The politicians and the sports personalities justified the humongous cost of about 11 billion pounds by declaring that the country would get great health and economic benefits from it. Did it? Apart from providing a great entertainment at a massive cost, I do not think Olympics did or will do any good for the populace at large. Yes, some benefitted, namely, the athletes, their coaches, their managers, some sponsoring businesses and of course a few politicians.  Improvement of physical and economical health of the whole country?  Certainly not. 

Olympic type games do not provide much benefit to health. The professional Olympic athletes are not a good role model for that.  Throwing of heavy balls or lifting heavyweight 10 to 12 hrs a day is really not good for the body. The human joints and muscles are not meant for constant running, jumping and bending your body for all your waking hours. This is obvious by the high incidence of joint and muscle injuries to these professional athletes.

 Sports and games for an hour or two as a form of physical exercise are certainly good for the health.  The money should have been better spent on large number of small projects in schools and communities to achieve that rather than on Olympics.

There was a time hundreds of years ago when running faster than anyone else or throwing things farther than anyone else was useful to society (mainly for war or hunting). If one could lift very heavy objects, he would be in demand to bring big rocks for building works or for transporting kings & queens on palanquins, but now machines are much better for these jobs. Similarly, an excellent javelin thrower would have been a great asset in a war or a hunt.  But in this day and age what use is there for the best runner or swimmer apart from providing entertainment.  Even as an entertainment it is not good enough to economically support itself without taxpayer's help.
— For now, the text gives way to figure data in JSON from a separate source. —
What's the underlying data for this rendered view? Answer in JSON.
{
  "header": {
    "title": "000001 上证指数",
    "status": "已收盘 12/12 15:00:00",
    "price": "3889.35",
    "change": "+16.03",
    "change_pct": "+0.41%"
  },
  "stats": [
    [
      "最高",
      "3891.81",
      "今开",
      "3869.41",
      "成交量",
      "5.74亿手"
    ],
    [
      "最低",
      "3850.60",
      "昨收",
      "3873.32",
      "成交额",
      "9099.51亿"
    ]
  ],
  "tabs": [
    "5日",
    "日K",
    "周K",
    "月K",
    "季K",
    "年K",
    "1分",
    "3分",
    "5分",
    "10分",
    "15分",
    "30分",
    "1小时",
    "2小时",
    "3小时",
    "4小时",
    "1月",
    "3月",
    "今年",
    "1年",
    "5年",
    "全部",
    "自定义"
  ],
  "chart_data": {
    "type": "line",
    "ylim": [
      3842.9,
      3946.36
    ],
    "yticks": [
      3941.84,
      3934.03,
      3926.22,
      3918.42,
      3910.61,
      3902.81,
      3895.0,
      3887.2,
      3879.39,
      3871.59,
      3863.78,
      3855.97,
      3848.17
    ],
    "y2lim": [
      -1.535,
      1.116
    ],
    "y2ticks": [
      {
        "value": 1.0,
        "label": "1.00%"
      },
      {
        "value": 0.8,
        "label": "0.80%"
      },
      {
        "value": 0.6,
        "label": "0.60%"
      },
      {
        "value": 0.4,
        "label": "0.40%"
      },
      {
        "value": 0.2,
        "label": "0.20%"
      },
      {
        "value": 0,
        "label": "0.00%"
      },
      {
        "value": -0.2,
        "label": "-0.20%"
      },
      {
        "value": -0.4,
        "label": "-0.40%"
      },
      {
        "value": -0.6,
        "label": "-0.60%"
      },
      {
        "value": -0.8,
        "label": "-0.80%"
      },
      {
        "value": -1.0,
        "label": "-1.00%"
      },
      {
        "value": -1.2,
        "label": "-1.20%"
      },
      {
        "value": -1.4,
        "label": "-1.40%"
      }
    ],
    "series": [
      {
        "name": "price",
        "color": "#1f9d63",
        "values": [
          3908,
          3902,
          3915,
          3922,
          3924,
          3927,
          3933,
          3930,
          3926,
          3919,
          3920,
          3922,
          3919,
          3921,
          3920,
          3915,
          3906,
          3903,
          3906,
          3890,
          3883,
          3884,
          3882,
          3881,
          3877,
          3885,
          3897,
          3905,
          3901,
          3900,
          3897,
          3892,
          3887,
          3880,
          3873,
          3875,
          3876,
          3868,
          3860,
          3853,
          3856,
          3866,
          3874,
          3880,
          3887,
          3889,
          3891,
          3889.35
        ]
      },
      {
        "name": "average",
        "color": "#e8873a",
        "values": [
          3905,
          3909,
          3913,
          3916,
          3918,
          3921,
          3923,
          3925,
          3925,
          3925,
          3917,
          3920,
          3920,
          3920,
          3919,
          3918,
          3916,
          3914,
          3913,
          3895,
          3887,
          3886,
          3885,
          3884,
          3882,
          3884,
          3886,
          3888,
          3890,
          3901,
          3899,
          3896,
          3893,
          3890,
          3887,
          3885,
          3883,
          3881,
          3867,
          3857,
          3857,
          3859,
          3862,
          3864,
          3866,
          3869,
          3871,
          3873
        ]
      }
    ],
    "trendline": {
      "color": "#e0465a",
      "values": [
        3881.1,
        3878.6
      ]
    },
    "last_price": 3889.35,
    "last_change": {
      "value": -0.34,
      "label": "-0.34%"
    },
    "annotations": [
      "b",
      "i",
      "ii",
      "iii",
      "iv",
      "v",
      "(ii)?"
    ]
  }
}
The skills which are honoured in Olympic games are of no use to the modern society. It is a hangover from the ancient days and glamorized by the vested interest groups. Why not instead, glorify and honour the skills, which really matter to the society now? Why not celebrate the best teacher, the best engineer, the best social worker, the best doctor, the best nurse, the best author etc? Yes, we do bestow  a few prizes such as Nobel, Pulitzer etc. But they are celebrated at nowhere near the same scale as Olympics.

To improve the general health of the populace and make better future citizens there must be better ways to spend 11 billion pounds than on these obsolete archaic pursuits.